The austere and graceful drama Nomadland was the biggest winner at the 93rd Academy Awards on Sunday, capturing Best Picture, Best Director for Chloé Zhao and Best Actress for Frances McDormand.
The victories capped an Oscars ceremony modified for the Covid-19 pandemic, with the ceremony held in front of a pared-down live audience after a year in which the film industry was devastated by cinema closures and delayed movie releases.
Zhao was the first woman of colour and the second woman to win the top directing prize. The awards for Nomadland also marked a triumph for Walt Disney and the Hollywood establishment, as streaming company Netflix missed out on any of the biggest prizes.
McDormand, who starred in Nomadland and co-produced the movie with Zhao, pleaded with viewers to return to cinemas. “Please watch our film on the largest screen possible,” she said.
The Oscars included several historic wins, after years of criticism that the awards did not recognise diversity, most notably during the #OscarsSoWhite campaign in 2015. Yuh-Jung Youn became the first Korean woman to win Best Supporting Actress for her role in Minari, while Daniel Kaluuya won the Best Supporting Actor prize for Judas and the Black Messiah.
The evening’s biggest upset was reserved for the final award, with Anthony Hopkins winning Best Actor for The Father. The prize was widely expected to be awarded posthumously to Chadwick Boseman, who died aged 43 from colon cancer last summer, for his performance in Ma Rainey’s Black Bottom.
Zhao, who was born in Beijing and went to boarding school in the UK, quoted from The Three Character Classic, a Confucian text that is almost universally studied in Chinese school: “This is for anyone who had the faith and the courage to hold on to the goodness in themselves,” she said in her acceptance speech.
But her remarks — and almost all coverage of the Oscars — were censored in China, the world’s biggest film market by revenue. Beijing ordered local media outlets not to cover the event after Do Not Split, a documentary about the 2019 pro-democracy protests in Hong Kong, was nominated for Best short documentary.
Zhao faced a backlash by Chinese nationalists in March after they found a 2013 interview in which she appeared to say “there are lies everywhere” in China. The controversy led to the cancellation of the release of Nomadland in the country.
Actress Regina King opened the ceremony by invoking the verdict in Derek Chauvin’s trial last week. The former Minneapolis police officer was convicted of three charges in the murder of George Floyd, an incident that set off global protests over racial injustice. “If things had gone differently in Minneapolis I might have traded in my heels for marching boots,” she said.

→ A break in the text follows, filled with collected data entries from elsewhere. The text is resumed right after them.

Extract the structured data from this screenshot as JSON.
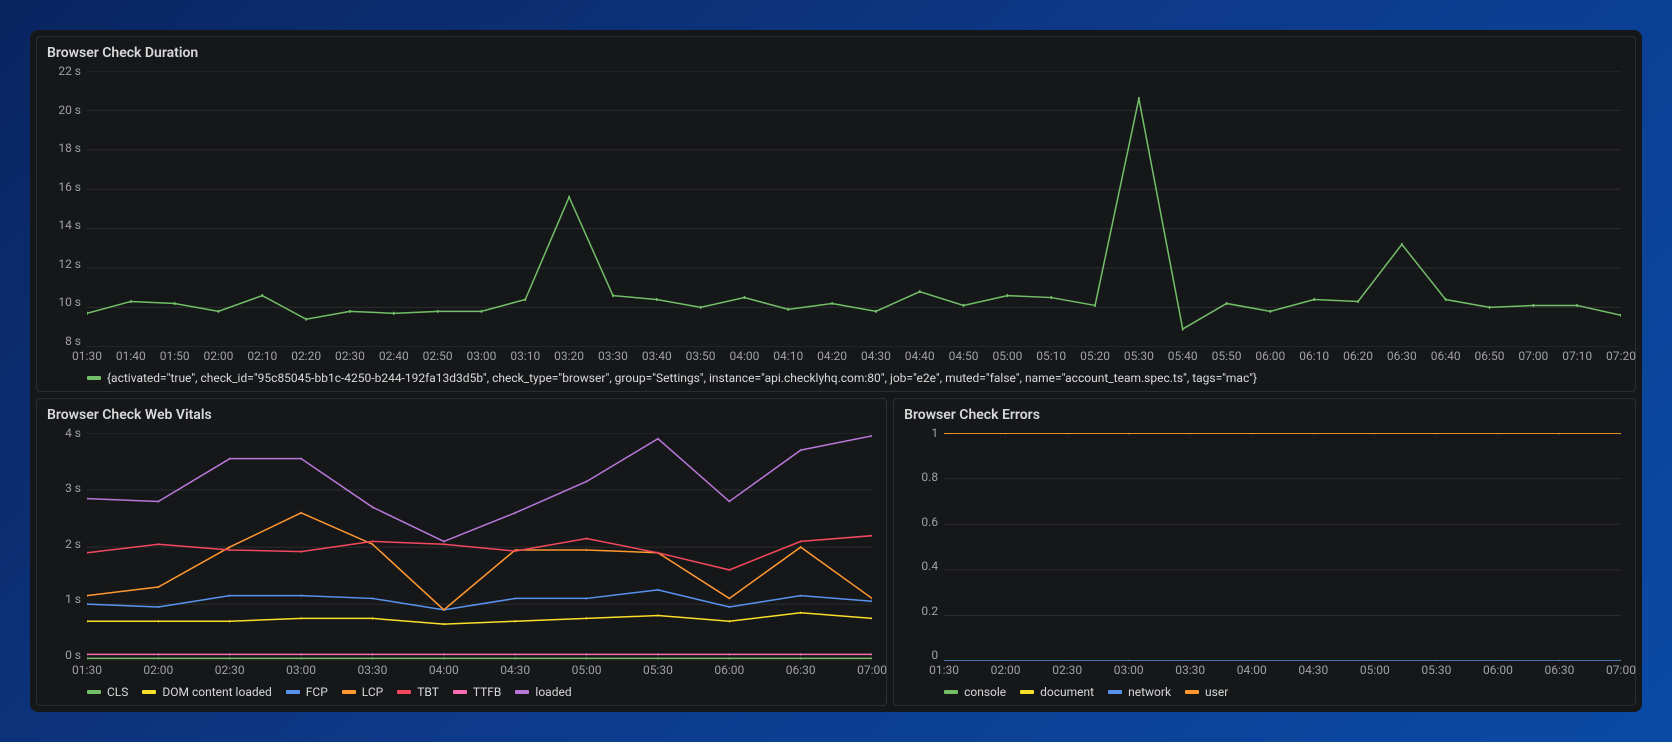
{
  "panels": {
    "duration": {
      "title": "Browser Check Duration"
    },
    "vitals": {
      "title": "Browser Check Web Vitals"
    },
    "errors": {
      "title": "Browser Check Errors"
    }
  },
  "colors": {
    "green": "#73bf69",
    "yellow": "#fade2a",
    "blue": "#5794f2",
    "orange": "#ff9830",
    "red": "#f2495c",
    "teal": "#19d4d4",
    "pink": "#fa6db0",
    "purple": "#b877d9"
  },
  "chart_data": [
    {
      "id": "duration",
      "type": "line",
      "title": "Browser Check Duration",
      "xlabel": "",
      "ylabel": "",
      "ylim": [
        8,
        22
      ],
      "yticks": [
        "22 s",
        "20 s",
        "18 s",
        "16 s",
        "14 s",
        "12 s",
        "10 s",
        "8 s"
      ],
      "categories": [
        "01:30",
        "01:40",
        "01:50",
        "02:00",
        "02:10",
        "02:20",
        "02:30",
        "02:40",
        "02:50",
        "03:00",
        "03:10",
        "03:20",
        "03:30",
        "03:40",
        "03:50",
        "04:00",
        "04:10",
        "04:20",
        "04:30",
        "04:40",
        "04:50",
        "05:00",
        "05:10",
        "05:20",
        "05:30",
        "05:40",
        "05:50",
        "06:00",
        "06:10",
        "06:20",
        "06:30",
        "06:40",
        "06:50",
        "07:00",
        "07:10",
        "07:20"
      ],
      "series": [
        {
          "name": "{activated=\"true\", check_id=\"95c85045-bb1c-4250-b244-192fa13d3d5b\", check_type=\"browser\", group=\"Settings\", instance=\"api.checklyhq.com:80\", job=\"e2e\", muted=\"false\", name=\"account_team.spec.ts\", tags=\"mac\"}",
          "color": "green",
          "values": [
            9.7,
            10.3,
            10.2,
            9.8,
            10.6,
            9.4,
            9.8,
            9.7,
            9.8,
            9.8,
            10.4,
            15.6,
            10.6,
            10.4,
            10.0,
            10.5,
            9.9,
            10.2,
            9.8,
            10.8,
            10.1,
            10.6,
            10.5,
            10.1,
            20.6,
            8.9,
            10.2,
            9.8,
            10.4,
            10.3,
            13.2,
            10.4,
            10.0,
            10.1,
            10.1,
            9.6
          ]
        }
      ]
    },
    {
      "id": "vitals",
      "type": "line",
      "title": "Browser Check Web Vitals",
      "ylim": [
        0,
        4
      ],
      "yticks": [
        "4 s",
        "3 s",
        "2 s",
        "1 s",
        "0 s"
      ],
      "categories": [
        "01:30",
        "02:00",
        "02:30",
        "03:00",
        "03:30",
        "04:00",
        "04:30",
        "05:00",
        "05:30",
        "06:00",
        "06:30",
        "07:00"
      ],
      "series": [
        {
          "name": "CLS",
          "color": "green",
          "values": [
            0.05,
            0.05,
            0.05,
            0.05,
            0.05,
            0.05,
            0.05,
            0.05,
            0.05,
            0.05,
            0.05,
            0.05
          ]
        },
        {
          "name": "DOM content loaded",
          "color": "yellow",
          "values": [
            0.7,
            0.7,
            0.7,
            0.75,
            0.75,
            0.65,
            0.7,
            0.75,
            0.8,
            0.7,
            0.85,
            0.75
          ]
        },
        {
          "name": "FCP",
          "color": "blue",
          "values": [
            1.0,
            0.95,
            1.15,
            1.15,
            1.1,
            0.9,
            1.1,
            1.1,
            1.25,
            0.95,
            1.15,
            1.05
          ]
        },
        {
          "name": "LCP",
          "color": "orange",
          "values": [
            1.15,
            1.3,
            2.0,
            2.6,
            2.05,
            0.9,
            1.95,
            1.95,
            1.9,
            1.1,
            2.0,
            1.1
          ]
        },
        {
          "name": "TBT",
          "color": "red",
          "values": [
            1.9,
            2.05,
            1.95,
            1.92,
            2.1,
            2.05,
            1.93,
            2.15,
            1.9,
            1.6,
            2.1,
            2.2
          ]
        },
        {
          "name": "TTFB",
          "color": "pink",
          "values": [
            0.12,
            0.12,
            0.12,
            0.12,
            0.12,
            0.12,
            0.12,
            0.12,
            0.12,
            0.12,
            0.12,
            0.12
          ]
        },
        {
          "name": "loaded",
          "color": "purple",
          "values": [
            2.85,
            2.8,
            3.55,
            3.55,
            2.7,
            2.1,
            2.6,
            3.15,
            3.9,
            2.8,
            3.7,
            3.95
          ]
        }
      ]
    },
    {
      "id": "errors",
      "type": "line",
      "title": "Browser Check Errors",
      "ylim": [
        0,
        1
      ],
      "yticks": [
        "1",
        "0.8",
        "0.6",
        "0.4",
        "0.2",
        "0"
      ],
      "categories": [
        "01:30",
        "02:00",
        "02:30",
        "03:00",
        "03:30",
        "04:00",
        "04:30",
        "05:00",
        "05:30",
        "06:00",
        "06:30",
        "07:00"
      ],
      "series": [
        {
          "name": "console",
          "color": "green",
          "values": [
            0,
            0,
            0,
            0,
            0,
            0,
            0,
            0,
            0,
            0,
            0,
            0
          ]
        },
        {
          "name": "document",
          "color": "yellow",
          "values": [
            1,
            1,
            1,
            1,
            1,
            1,
            1,
            1,
            1,
            1,
            1,
            1
          ]
        },
        {
          "name": "network",
          "color": "blue",
          "values": [
            0,
            0,
            0,
            0,
            0,
            0,
            0,
            0,
            0,
            0,
            0,
            0
          ]
        },
        {
          "name": "user",
          "color": "orange",
          "values": [
            1,
            1,
            1,
            1,
            1,
            1,
            1,
            1,
            1,
            1,
            1,
            1
          ]
        }
      ]
    }
  ]
}
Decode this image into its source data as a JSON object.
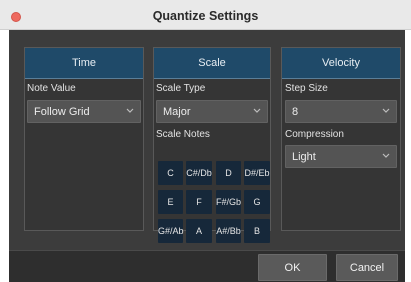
{
  "window": {
    "title": "Quantize Settings"
  },
  "time": {
    "header": "Time",
    "note_value_label": "Note Value",
    "note_value": "Follow Grid"
  },
  "scale": {
    "header": "Scale",
    "scale_type_label": "Scale Type",
    "scale_type": "Major",
    "scale_notes_label": "Scale Notes",
    "notes": [
      "C",
      "C#/Db",
      "D",
      "D#/Eb",
      "E",
      "F",
      "F#/Gb",
      "G",
      "G#/Ab",
      "A",
      "A#/Bb",
      "B"
    ]
  },
  "velocity": {
    "header": "Velocity",
    "step_size_label": "Step Size",
    "step_size": "8",
    "compression_label": "Compression",
    "compression": "Light"
  },
  "buttons": {
    "ok": "OK",
    "cancel": "Cancel"
  },
  "colors": {
    "panel_header": "#1f4a69",
    "note_button": "#16283a",
    "close_button": "#ee6a5f",
    "dialog_background": "#3c3c3c"
  },
  "icons": {
    "dropdown": "chevron-down-icon",
    "close": "close-icon"
  }
}
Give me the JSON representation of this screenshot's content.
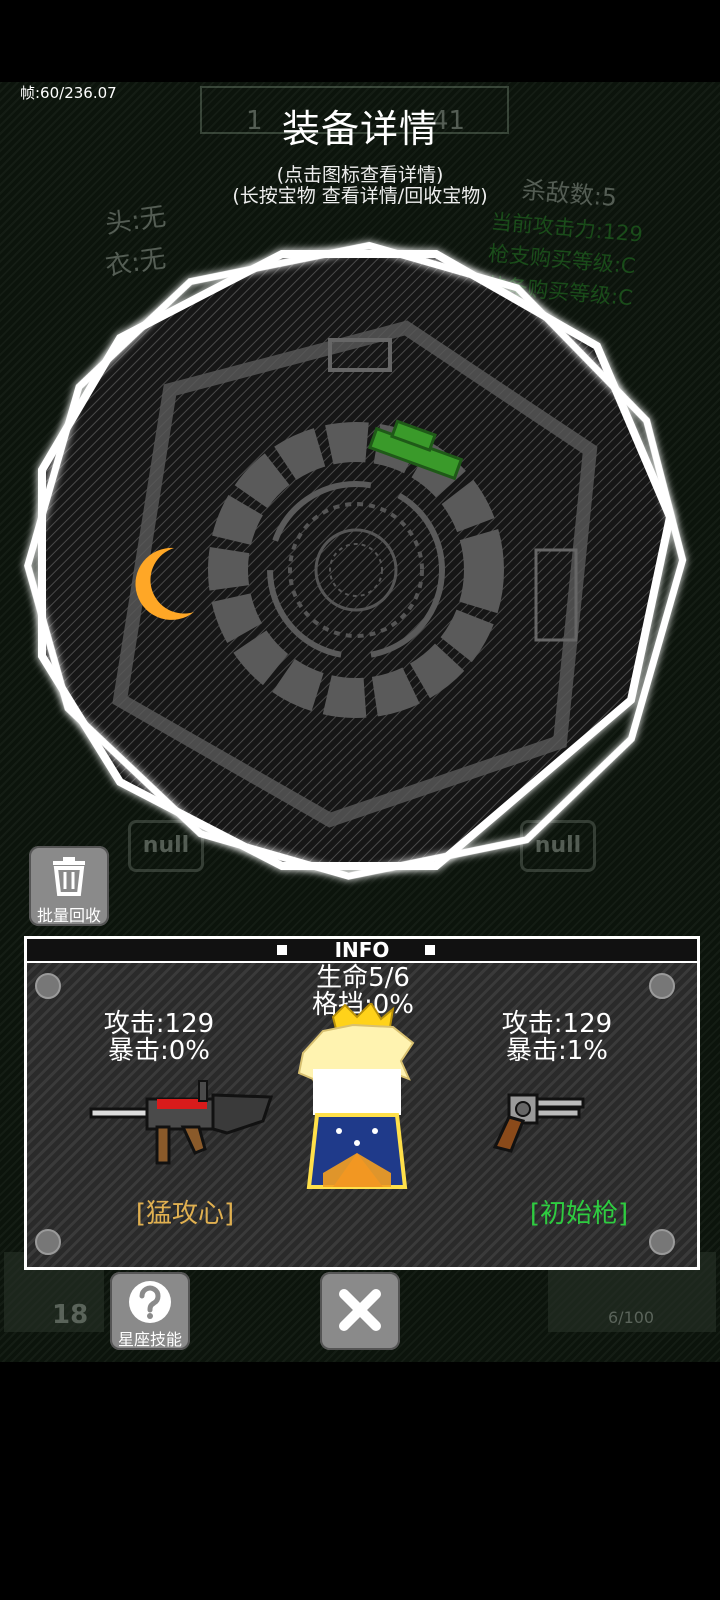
{
  "fps_text": "帧:60/236.07",
  "title": "装备详情",
  "hints": [
    "(点击图标查看详情)",
    "(长按宝物 查看详情/回收宝物)"
  ],
  "background": {
    "top_stats": [
      "1",
      "41"
    ],
    "head_label": "头:无",
    "cloth_label": "衣:无",
    "kill_count": "杀敌数:5",
    "attack_power": "当前攻击力:129",
    "gun_upgrade": "枪支购买等级:C",
    "equip_upgrade": "装备购买等级:C",
    "slot_labels": [
      "null",
      "null",
      "null"
    ],
    "ammo_count": "18",
    "progress": "6/100"
  },
  "recycle_button": {
    "label": "批量回收",
    "icon": "trash-icon"
  },
  "info": {
    "title": "INFO",
    "hp": "生命5/6",
    "block": "格挡:0%",
    "left_weapon": {
      "attack": "攻击:129",
      "crit": "暴击:0%",
      "name": "[猛攻心]",
      "name_color": "#e0b050"
    },
    "right_weapon": {
      "attack": "攻击:129",
      "crit": "暴击:1%",
      "name": "[初始枪]",
      "name_color": "#2ecc40"
    }
  },
  "skill_button": {
    "label": "星座技能",
    "icon": "question-icon"
  },
  "close_button": {
    "icon": "close-x-icon"
  },
  "colors": {
    "moon": "#ffa726",
    "hat": "#3a9a2a",
    "accent_gold": "#e0b050",
    "accent_green": "#2ecc40"
  }
}
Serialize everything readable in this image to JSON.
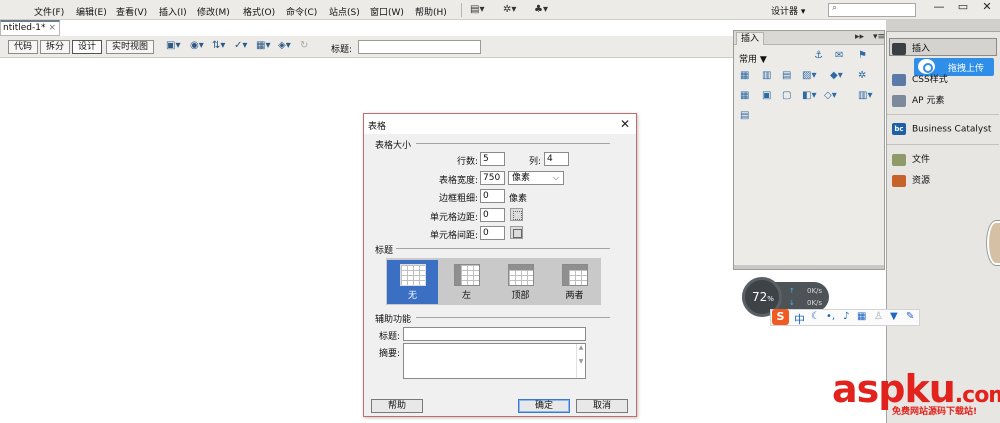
{
  "menubar": {
    "items": [
      "文件(F)",
      "编辑(E)",
      "查看(V)",
      "插入(I)",
      "修改(M)",
      "格式(O)",
      "命令(C)",
      "站点(S)",
      "窗口(W)",
      "帮助(H)"
    ],
    "workspace": "设计器",
    "search_placeholder": ""
  },
  "document": {
    "tab_label": "ntitled-1*",
    "views": [
      "代码",
      "拆分",
      "设计",
      "实时视图"
    ],
    "title_label": "标题:",
    "title_value": ""
  },
  "insert_panel": {
    "tab": "插入",
    "category": "常用"
  },
  "dock": {
    "items": [
      "插入",
      "CSS样式",
      "AP 元素",
      "Business Catalyst",
      "文件",
      "资源"
    ],
    "tooltip": "拖拽上传"
  },
  "net_meter": {
    "percent": "72",
    "percent_sign": "%",
    "up_rate": "0K/s",
    "down_rate": "0K/s"
  },
  "ime": {
    "logo": "S",
    "mode": "中"
  },
  "dialog": {
    "title": "表格",
    "section_size": "表格大小",
    "rows_label": "行数:",
    "rows_value": "5",
    "cols_label": "列:",
    "cols_value": "4",
    "width_label": "表格宽度:",
    "width_value": "750",
    "width_unit": "像素",
    "border_label": "边框粗细:",
    "border_value": "0",
    "border_unit": "像素",
    "padding_label": "单元格边距:",
    "padding_value": "0",
    "spacing_label": "单元格间距:",
    "spacing_value": "0",
    "section_header": "标题",
    "header_options": [
      "无",
      "左",
      "顶部",
      "两者"
    ],
    "header_selected": "无",
    "section_access": "辅助功能",
    "caption_label": "标题:",
    "caption_value": "",
    "summary_label": "摘要:",
    "summary_value": "",
    "help_button": "帮助",
    "ok_button": "确定",
    "cancel_button": "取消"
  },
  "watermark": {
    "brand": "aspku",
    "suffix": ".com",
    "tagline": "免费网站源码下载站!"
  }
}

Mia Neal, who became the first black woman to win the Oscar for Best Makeup and Hairstyling for Ma Rainey’s Black Bottom, said: “one day it won’t be unusual, it won’t be groundbreaking, it will just be normal”.
The evening was a disappointment for Netflix, however, which fell short in the top categories.
The streaming giant has long sought a Best Picture award, and entered Sunday’s ceremony with two candidates: Mank, which earned the most overall nominations at 10, and The Trial of the Chicago 7. The former, a black-and-white homage to old Hollywood, earned honours for cinematography and production design.
It remained unclear if consumers will opt to watch feature films through streaming services or return to cinemas as the pandemic eventually eases. Ted Sarandos, Netflix co-chief executive, told analysts last week that the company was “not really changing the way we make films for the way people watch film”.
The Oscars ceremony, as with the music industry’s Grammy Awards last month, took a sharp departure from tradition. The event took place at a makeshift stage at Los Angeles’s Union Station and the broadcast largely eschewed the replays of movie clips and soaring music performances from nominees typical in previous years.
Ratings for the Oscars will not be available until later in the week but pandemic-era awards shows and prominent sporting championships, including the Grammys and the Super Bowl, have fallen to historic lows.